Die Krise schweißt zusammen
In den Forstrevieren sind mittlerweile teils drei bis vier Förster tätig, um die Flut an Arbeit zu bewältigen. Alle forstlichen Akteure, die Forstverwaltung, Bayerischen Staatsforsten und die Waldbesitzervereinigungen (WBV), arbeiten noch enger zusammen. Letztere sind mittlerweile ebenfalls gut aufgestellt. Die WBV Kronach-Rothenkirchen vermarktet mittlerweile 250.000 Festmeter pro Jahr – zum Vergleich: bei der FBG Mindelheim sind es jährlich etwa 60.000 Festmeter Holz.
Laut Waldgesetz müssen die Kahlflächen innerhalb von drei Jahren wieder aufgeforstet werden. Doch die Flächengrößen und die Freiflächensituation erschweren die Wiederbewaldung. In einer wissenschaftlichen Untersuchung wurden Bodentemperaturen von über 70 Grad auf der Freifläche gemessen. Baumschulpflanzen haben dort nur eine bedingte Überlebenswahrscheinlichkeit. Für so große Schadgebiete gibt es zudem noch kein „Best-Practice“-Verfahren. Neue Wege der Wiederbewaldung müssen getestet und etabliert werden.
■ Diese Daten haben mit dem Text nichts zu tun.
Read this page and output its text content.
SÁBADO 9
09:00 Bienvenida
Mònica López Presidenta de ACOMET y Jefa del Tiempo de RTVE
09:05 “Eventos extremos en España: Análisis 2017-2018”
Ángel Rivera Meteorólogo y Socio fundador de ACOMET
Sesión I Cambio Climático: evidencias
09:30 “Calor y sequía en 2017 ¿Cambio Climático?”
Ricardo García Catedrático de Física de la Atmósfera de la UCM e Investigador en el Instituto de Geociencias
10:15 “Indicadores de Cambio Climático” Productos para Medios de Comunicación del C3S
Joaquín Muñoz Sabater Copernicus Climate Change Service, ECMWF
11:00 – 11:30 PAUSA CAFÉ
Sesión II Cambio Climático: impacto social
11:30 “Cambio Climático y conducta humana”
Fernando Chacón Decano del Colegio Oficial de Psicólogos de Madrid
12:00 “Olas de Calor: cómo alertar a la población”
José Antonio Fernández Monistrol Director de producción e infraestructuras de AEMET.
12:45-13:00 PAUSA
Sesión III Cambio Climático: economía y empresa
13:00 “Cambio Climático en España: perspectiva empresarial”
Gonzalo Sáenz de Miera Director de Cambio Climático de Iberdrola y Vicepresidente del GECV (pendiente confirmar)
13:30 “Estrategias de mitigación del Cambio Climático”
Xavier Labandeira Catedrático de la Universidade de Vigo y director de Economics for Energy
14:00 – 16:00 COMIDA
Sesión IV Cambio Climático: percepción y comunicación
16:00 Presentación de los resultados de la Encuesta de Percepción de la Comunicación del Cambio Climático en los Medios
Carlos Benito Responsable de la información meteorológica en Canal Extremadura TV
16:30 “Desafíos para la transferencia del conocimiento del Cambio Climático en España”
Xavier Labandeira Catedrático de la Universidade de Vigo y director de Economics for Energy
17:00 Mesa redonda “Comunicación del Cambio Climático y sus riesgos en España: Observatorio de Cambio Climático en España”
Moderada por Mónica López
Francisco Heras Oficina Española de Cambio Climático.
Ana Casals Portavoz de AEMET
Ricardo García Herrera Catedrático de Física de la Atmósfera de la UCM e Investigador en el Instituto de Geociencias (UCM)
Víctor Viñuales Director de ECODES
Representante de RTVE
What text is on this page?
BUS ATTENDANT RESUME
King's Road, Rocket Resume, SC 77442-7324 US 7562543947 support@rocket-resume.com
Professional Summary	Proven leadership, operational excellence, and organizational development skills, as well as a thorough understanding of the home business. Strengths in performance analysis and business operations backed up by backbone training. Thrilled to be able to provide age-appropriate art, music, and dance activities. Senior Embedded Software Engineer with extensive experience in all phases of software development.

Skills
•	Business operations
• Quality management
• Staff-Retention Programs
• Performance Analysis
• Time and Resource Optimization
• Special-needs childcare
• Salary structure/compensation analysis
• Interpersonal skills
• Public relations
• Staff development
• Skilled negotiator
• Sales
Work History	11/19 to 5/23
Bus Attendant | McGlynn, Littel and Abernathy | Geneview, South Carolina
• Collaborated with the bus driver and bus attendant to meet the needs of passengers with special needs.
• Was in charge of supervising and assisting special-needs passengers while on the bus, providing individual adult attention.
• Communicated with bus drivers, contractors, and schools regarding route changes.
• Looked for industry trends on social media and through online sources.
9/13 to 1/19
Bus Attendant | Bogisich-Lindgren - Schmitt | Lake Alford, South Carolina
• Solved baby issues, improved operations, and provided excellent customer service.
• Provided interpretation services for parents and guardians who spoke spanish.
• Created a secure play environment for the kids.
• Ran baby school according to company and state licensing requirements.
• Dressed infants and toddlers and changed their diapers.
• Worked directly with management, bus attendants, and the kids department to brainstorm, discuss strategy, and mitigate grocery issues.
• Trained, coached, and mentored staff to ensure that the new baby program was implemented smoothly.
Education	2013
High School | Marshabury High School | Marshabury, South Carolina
Waldbauliche Lösungsansätze und Konsequenzen im Schadensgebiet
- Einbringung neuer Baumarten:
- Neben der Buche kommt die Rot-, Stiel- und Traubeneiche, sowie die Esskastanie ins Spiel. Sie wachsen schon heute in Regionen, wo das Klima so ist, wie für den Frankenwald prognostiziert wird. Pionierbaumarten wie Birke und Vogelbeere werden gezielt gesät, um einen Vorwald zu begründen. Dieser beschert den eigentlichen Baumarten bessere Wuchsbedingungen als auf der Freifläche.
- Einsatz neuer Technik:
- Versuchsweise wir mit Drohnen gesät. Die Samen sind mit einer Lehmschicht ummantelt. Dies verringert den Abtrag durch Wind und beschert einen Startbonus durch Nährstoffe und mehr Wasser.
- Test- und Anschauungsflächen:
- In Wiederbewaldungsparcours zeigen die Förster, welche Baumarten, Verfahren und Pflanzverbände bei der Wiederbewaldung möglich sind. Hier können sich Interessierte die verschiedenen Varianten der Wiederbewaldung - von der Saat über die Vollpflanzung bis zu Teilpflanzungen - vor Ort ansehen.
- Auf Schauflächen werden verschiedene, zum Teil nicht-heimische Baumarten angepflanzt. Ziel ist, herauszufinden, welche Arten mit den Bedingungen vor Ort so gut zurechtkommen, dass sie Teil des nötigen Waldumbaus sein können.
- Effektivitätssteigerung:
- Die Waldbesitzervereinigungen haben vier standardisierte Pflanzkombinationen und -verfahren entwickelt - je zwei Laub- und zwei Nadelholzdominierte.
- Eine der örtlichen WBVen ist seit kurzem eingetragener Pflanzenhändler. Sie hält 150.000 Pflanzen auf Vorrat, die den vier Standartverfahren entsprechen. Zur Pflanzung arbeitet sie mit einem kooperierenden Unternehmer zusammen. So lassen sich Liefer- und Unternehmerengpässe umgehen.